History

The Digital Performance Institute (DPI) was founded in 2001 by the Gertrude Stein Repertory Theatre (GSRT) as an extension of their programs and services to the field. DPI has continued to grow, expanding to include an artist residency program providing technical services and rehearsal space for long-term production development processes, and an active web presence designed to encourage discussion, documentation, and archiving of the theater community's ongoing experiments in integrating digital technology into live performance. In addition, DPI provides equipment and consulting support for a wide range of theater groups and performing artists.

GSRT was founded in 1990 by Cheryl Faver, an MFA graduate from the Yale School of Drama, then John Reaves and Liz Dreyer, also Yale graduates, joined the theater in 1991 when GSRT began to experiment with digital technology in theater performance, training and production planning as a strategy to encourage artists and arts organizations to invent new forms and processes. Their work on the integration of theater and technology attracted some of the world's leading technology labs, including Bell Labs, NTT Labs, and IBM's Hursley Labs in the UK.

For example, in 1992 GSRT worked with IBM to demonstrate a "transcontinental rehearsal", leveraging IBM's videoconferencing and application sharing software to enable a multimedia collaborative session between Chicago, NYC, and a telecom industry conference in the south of France. GSRT went on to develop a number of demonstration projects for IBM, including the IBM Pavilion in the Internet World's Fair, focused on the use of digital technology in arts and education, an early (1996) representation of the global potential of the Web.

In 1997, GSRT began a collaboration with Binghamton University to support the theater studies curriculum with web-based interactive multimedia, including digitized film and 3D set designs, and live videoconferences with leading theater practitioners from Japan, St. Petersburg, and the Moscow Art Theatre. Out of this work came an appreciation for the importance of theater documentation and archives. In Russia, for example, theater museums make it possible to explore the rich history of experimental theater of the 1920s and 30s; in the basement of the Bakrushin Museum in Moscow are the original drawings for Meyerhold's famous Constructivist
set, the Magnanimous Cuckold. With Karen Brazell, a Noh theater scholar at Cornell University, GSRT helped found the Global Performing Arts Consortium, which is developing a multicultural database of theater study materials from around the world.

In 1998, John Reaves and Liz Dreyer created Learning Worlds, a for-profit marketing and strategic consulting group, to support the theater and individual artists. Learning Worlds leverages the theater's experience in integrating communications and storytelling with innovation and new technology. Clients range from small startups to large global technology companies, including IBM, SAP, NTT, Epson, and Microsoft.

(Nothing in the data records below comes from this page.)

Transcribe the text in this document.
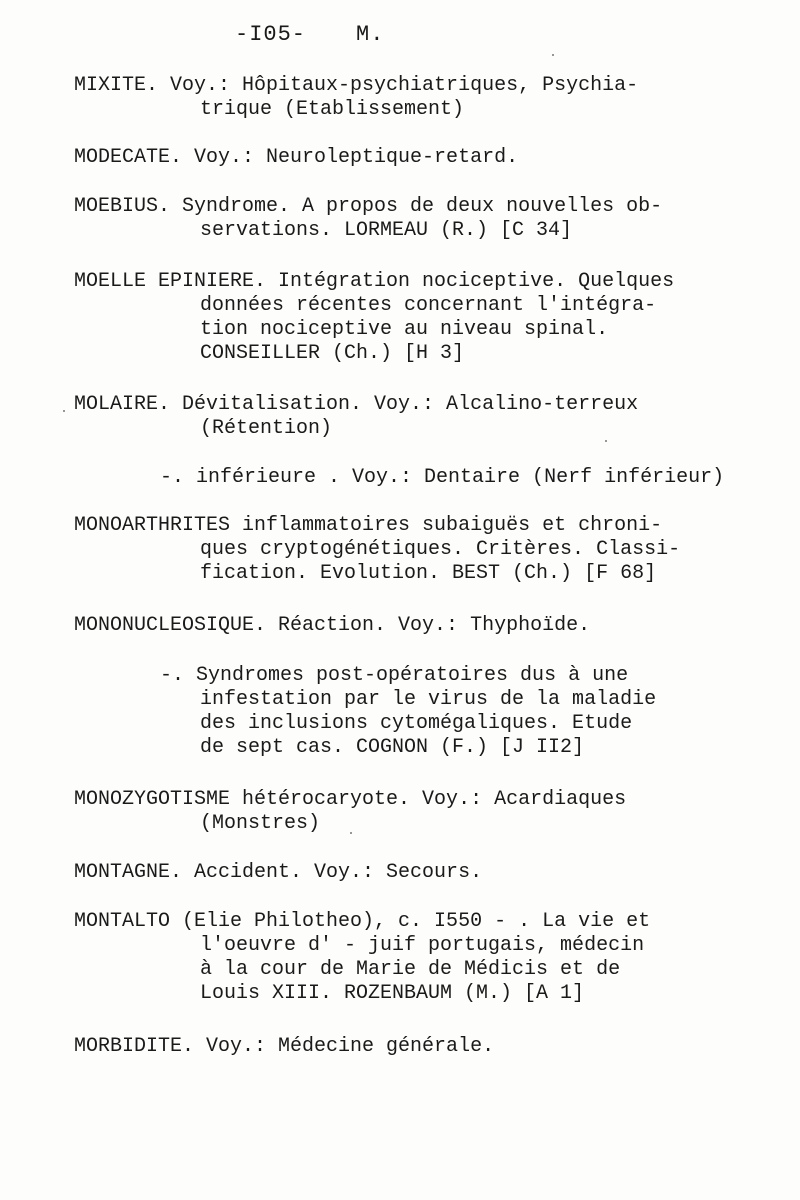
-I05- M.
MIXITE. Voy.: Hôpitaux-psychiatriques, Psychia-
trique (Etablissement)
MODECATE. Voy.: Neuroleptique-retard.
MOEBIUS. Syndrome. A propos de deux nouvelles ob-
servations. LORMEAU (R.) [C 34]
MOELLE EPINIERE. Intégration nociceptive. Quelques
données récentes concernant l'intégra-
tion nociceptive au niveau spinal.
CONSEILLER (Ch.) [H 3]
MOLAIRE. Dévitalisation. Voy.: Alcalino-terreux
(Rétention)
-. inférieure . Voy.: Dentaire (Nerf inférieur)
MONOARTHRITES inflammatoires subaiguës et chroni-
ques cryptogénétiques. Critères. Classi-
fication. Evolution. BEST (Ch.) [F 68]
MONONUCLEOSIQUE. Réaction. Voy.: Thyphoïde.
-. Syndromes post-opératoires dus à une
infestation par le virus de la maladie
des inclusions cytomégaliques. Etude
de sept cas. COGNON (F.) [J II2]
MONOZYGOTISME hétérocaryote. Voy.: Acardiaques
(Monstres)
MONTAGNE. Accident. Voy.: Secours.
MONTALTO (Elie Philotheo), c. I550 - . La vie et
l'oeuvre d' - juif portugais, médecin
à la cour de Marie de Médicis et de
Louis XIII. ROZENBAUM (M.) [A 1]
MORBIDITE. Voy.: Médecine générale.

The company's creative community follows a theatrical paradigm that embraces intense collaboration and avant-garde thinking. Learning Worlds' diverse staff includes directors, writers, stage managers, set designers, sculptors, musicians, and filmmakers. This is a conscious policy and is reflected in recruiting and HR policies. For example, each employee can set their own target hours and schedule, and can negotiate time off for auditions, tours, classes, and individual arts projects. Learning Worlds and GSRT collaborate on supporting artistic residencies for both Learning Worlds staff and outside artists.